“你叫阿杰是吧?”走在我身後的阿亞問。
“是啊!”我邊低頭瞅着腳下邊回答。
“你娶老婆沒?”她突然問。
“啊?哦!娶了呀!”
“沒離婚?”她又問。
“離婚?沒有啊!”我被她的問題弄得哭笑不得。
“那你得注意了,你的老婆前世跟你是仇家,是來尋仇的!”她語出驚人。
我驚訝地回頭看了她一眼,發現她兩眼發出兩道淡淡的藍光,在夜色裡顯得特別恐怖,於是我趕忙又轉回頭,假裝繼續趕路。
“別害怕,我又不會傷害你!不過我說的可都是真的,信不信由你。
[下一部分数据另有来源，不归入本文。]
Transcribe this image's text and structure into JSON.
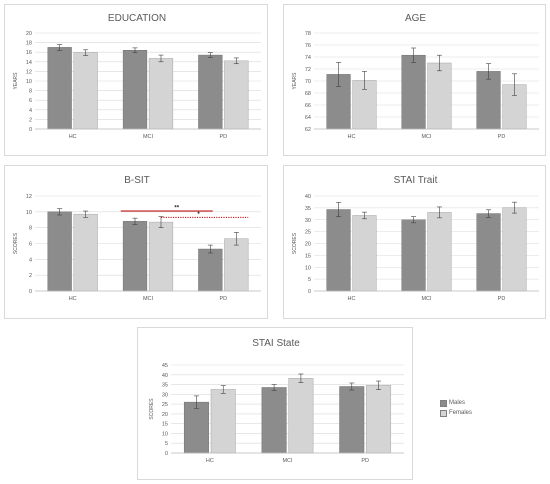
{
  "colors": {
    "males": "#8c8c8c",
    "females": "#d4d4d4",
    "sig_line": "#c00000",
    "grid": "#d9d9d9"
  },
  "legend": {
    "items": [
      "Males",
      "Females"
    ]
  },
  "chart_data": [
    {
      "type": "bar",
      "title": "EDUCATION",
      "ylabel": "YEARS",
      "categories": [
        "HC",
        "MCI",
        "PD"
      ],
      "ylim": [
        0,
        20
      ],
      "ystep": 2,
      "series": [
        {
          "name": "Males",
          "values": [
            17.0,
            16.4,
            15.4
          ],
          "err": [
            0.6,
            0.5,
            0.5
          ]
        },
        {
          "name": "Females",
          "values": [
            15.9,
            14.7,
            14.2
          ],
          "err": [
            0.6,
            0.7,
            0.6
          ]
        }
      ]
    },
    {
      "type": "bar",
      "title": "AGE",
      "ylabel": "YEARS",
      "categories": [
        "HC",
        "MCI",
        "PD"
      ],
      "ylim": [
        62,
        78
      ],
      "ystep": 2,
      "series": [
        {
          "name": "Males",
          "values": [
            71.1,
            74.3,
            71.6
          ],
          "err": [
            2.0,
            1.2,
            1.3
          ]
        },
        {
          "name": "Females",
          "values": [
            70.1,
            73.0,
            69.4
          ],
          "err": [
            1.5,
            1.3,
            1.8
          ]
        }
      ]
    },
    {
      "type": "bar",
      "title": "B-SIT",
      "ylabel": "SCORES",
      "categories": [
        "HC",
        "MCI",
        "PD"
      ],
      "ylim": [
        0,
        12
      ],
      "ystep": 2,
      "series": [
        {
          "name": "Males",
          "values": [
            10.0,
            8.8,
            5.3
          ],
          "err": [
            0.4,
            0.4,
            0.5
          ]
        },
        {
          "name": "Females",
          "values": [
            9.7,
            8.7,
            6.6
          ],
          "err": [
            0.4,
            0.7,
            0.8
          ]
        }
      ],
      "annotations": [
        {
          "label": "**",
          "style": "solid",
          "y": 10.1
        },
        {
          "label": "*",
          "style": "dotted",
          "y": 9.3
        }
      ]
    },
    {
      "type": "bar",
      "title": "STAI Trait",
      "ylabel": "SCORES",
      "categories": [
        "HC",
        "MCI",
        "PD"
      ],
      "ylim": [
        0,
        40
      ],
      "ystep": 5,
      "series": [
        {
          "name": "Males",
          "values": [
            34.3,
            30.0,
            32.6
          ],
          "err": [
            3.0,
            1.3,
            1.6
          ]
        },
        {
          "name": "Females",
          "values": [
            31.8,
            33.1,
            35.1
          ],
          "err": [
            1.4,
            2.3,
            2.3
          ]
        }
      ]
    },
    {
      "type": "bar",
      "title": "STAI State",
      "ylabel": "SCORES",
      "categories": [
        "HC",
        "MCI",
        "PD"
      ],
      "ylim": [
        0,
        45
      ],
      "ystep": 5,
      "series": [
        {
          "name": "Males",
          "values": [
            26.0,
            33.5,
            34.0
          ],
          "err": [
            3.2,
            1.5,
            1.8
          ]
        },
        {
          "name": "Females",
          "values": [
            32.5,
            38.2,
            34.6
          ],
          "err": [
            2.0,
            2.2,
            2.2
          ]
        }
      ]
    }
  ]
}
”
“我沒覺得我老婆有害我的企圖和行動啊!”
“我沒說她會害你啊!而且她還應該還很顧家,可你和她自從成親後就一直苦悶,心情壓抑,你無論如何都快樂不起來,活的憋屈、委屈,還找不到可發泄的地方,因爲人家顧家、勤儉,挑不出啥毛病。”
小寶這時在前面說了一句:“亞姐,你別胡說!”
“我哪有胡說了!你讓他自己想想是不是這麼回事?其實你對她很好,你也特別顧家,對家特別負責任,可她卻不領情,還總是嫌你沒用,所以你在家沒有任何地位,就連你的孩子將來都會受她的影響看不起你。”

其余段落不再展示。